Éric Gagnon, Bernard Gigounon, Julia Page, John Oswald, Ben Riesman


Vernissage le vendredi 28 avril à 17 h
L’exposition est présentée du 28 avril au 3 juin 2006
La galerie est ouverte du mardi au samedi de midi à 17 h

Il y aurait deux types d’éclairage. D’abord cette source débordante qui inonde la pièce et révèle le moindre détail de chaque aspérité, trahissant les inégalités, les rugosités, les ajouts, les marques les plus fines dans les matières les plus opaques ainsi mises à nu par ce déluge proprement photographique. Puis il y a cette autre source.
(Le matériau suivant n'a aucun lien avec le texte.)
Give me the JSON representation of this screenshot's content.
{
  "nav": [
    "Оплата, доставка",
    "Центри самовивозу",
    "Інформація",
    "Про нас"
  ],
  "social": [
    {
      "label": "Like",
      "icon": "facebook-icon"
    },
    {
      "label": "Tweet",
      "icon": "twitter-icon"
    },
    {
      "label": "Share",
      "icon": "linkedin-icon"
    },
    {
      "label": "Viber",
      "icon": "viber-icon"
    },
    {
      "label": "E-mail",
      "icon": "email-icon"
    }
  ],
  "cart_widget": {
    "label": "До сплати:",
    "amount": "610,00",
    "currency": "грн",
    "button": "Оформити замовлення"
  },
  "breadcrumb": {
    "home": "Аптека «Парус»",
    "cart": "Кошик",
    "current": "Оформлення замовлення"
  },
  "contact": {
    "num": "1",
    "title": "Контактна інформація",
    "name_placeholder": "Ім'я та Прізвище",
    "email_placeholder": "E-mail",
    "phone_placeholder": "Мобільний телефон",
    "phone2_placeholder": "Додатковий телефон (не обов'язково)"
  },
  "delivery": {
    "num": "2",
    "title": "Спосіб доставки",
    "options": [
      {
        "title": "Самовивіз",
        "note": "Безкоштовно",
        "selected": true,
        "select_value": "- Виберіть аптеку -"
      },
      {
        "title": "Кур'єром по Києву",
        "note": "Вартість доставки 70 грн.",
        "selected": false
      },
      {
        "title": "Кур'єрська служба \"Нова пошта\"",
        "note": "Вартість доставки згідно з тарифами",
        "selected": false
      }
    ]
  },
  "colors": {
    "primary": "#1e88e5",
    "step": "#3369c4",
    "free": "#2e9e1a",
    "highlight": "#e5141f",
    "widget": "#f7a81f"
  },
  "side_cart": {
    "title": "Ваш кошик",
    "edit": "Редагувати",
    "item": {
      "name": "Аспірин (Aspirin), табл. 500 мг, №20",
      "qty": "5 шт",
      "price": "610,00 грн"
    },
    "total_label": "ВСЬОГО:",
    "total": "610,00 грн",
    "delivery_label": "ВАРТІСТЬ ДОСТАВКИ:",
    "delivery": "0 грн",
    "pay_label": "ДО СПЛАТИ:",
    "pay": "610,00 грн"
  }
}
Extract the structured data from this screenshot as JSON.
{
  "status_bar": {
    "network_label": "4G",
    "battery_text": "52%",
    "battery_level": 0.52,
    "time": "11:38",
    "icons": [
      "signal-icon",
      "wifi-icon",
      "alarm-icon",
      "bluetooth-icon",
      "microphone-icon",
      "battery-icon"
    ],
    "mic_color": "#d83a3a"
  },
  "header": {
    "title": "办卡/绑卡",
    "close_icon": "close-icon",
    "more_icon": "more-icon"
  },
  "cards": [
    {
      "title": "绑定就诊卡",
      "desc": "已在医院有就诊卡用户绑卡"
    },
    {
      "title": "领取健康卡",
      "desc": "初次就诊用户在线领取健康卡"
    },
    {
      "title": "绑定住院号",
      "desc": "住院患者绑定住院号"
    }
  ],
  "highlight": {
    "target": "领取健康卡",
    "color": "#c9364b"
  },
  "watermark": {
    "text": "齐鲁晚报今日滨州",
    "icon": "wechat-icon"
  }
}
Moins qu’une source, une zone, une tache, peut-être même simplement une fragile faiblesse dans un rideau sombre, sans matière propre que l’absence de son contraire. C’est cette lumière-là qui m’intéresse. Celle de la lampe au mercure dans la cour du bar au coin des rues de la Couronne et de La Salle : blanche, crue, mais incapable de toutes ses forces de résoudre l’obscurité dans laquelle se dissimulent les voitures qui y sont stationnées et les couples qui s’y réfugient. Celle qui troue le paysage de campagne la nuit et qui annonce, malgré la noirceur, une porte, une cuisine, une maison. Celle de la petite veilleuse qui travestit en montagnes, aventures et récits les choses banales qui traînent sur le plancher du sous-sol. Celle du comptoir de la cuisine, que ma mère n’utilisait que rarement : lorsque l’un d’entre nous était malade, lorsqu’il s’agissait d’attendre l’heure du réveillon à Noël, ou dans d’autres circonstances dont le motif nous échappait, mais qui étaient considérées comme hors du commun du seul fait de cet éclairage fragile devant le poids de la nuit.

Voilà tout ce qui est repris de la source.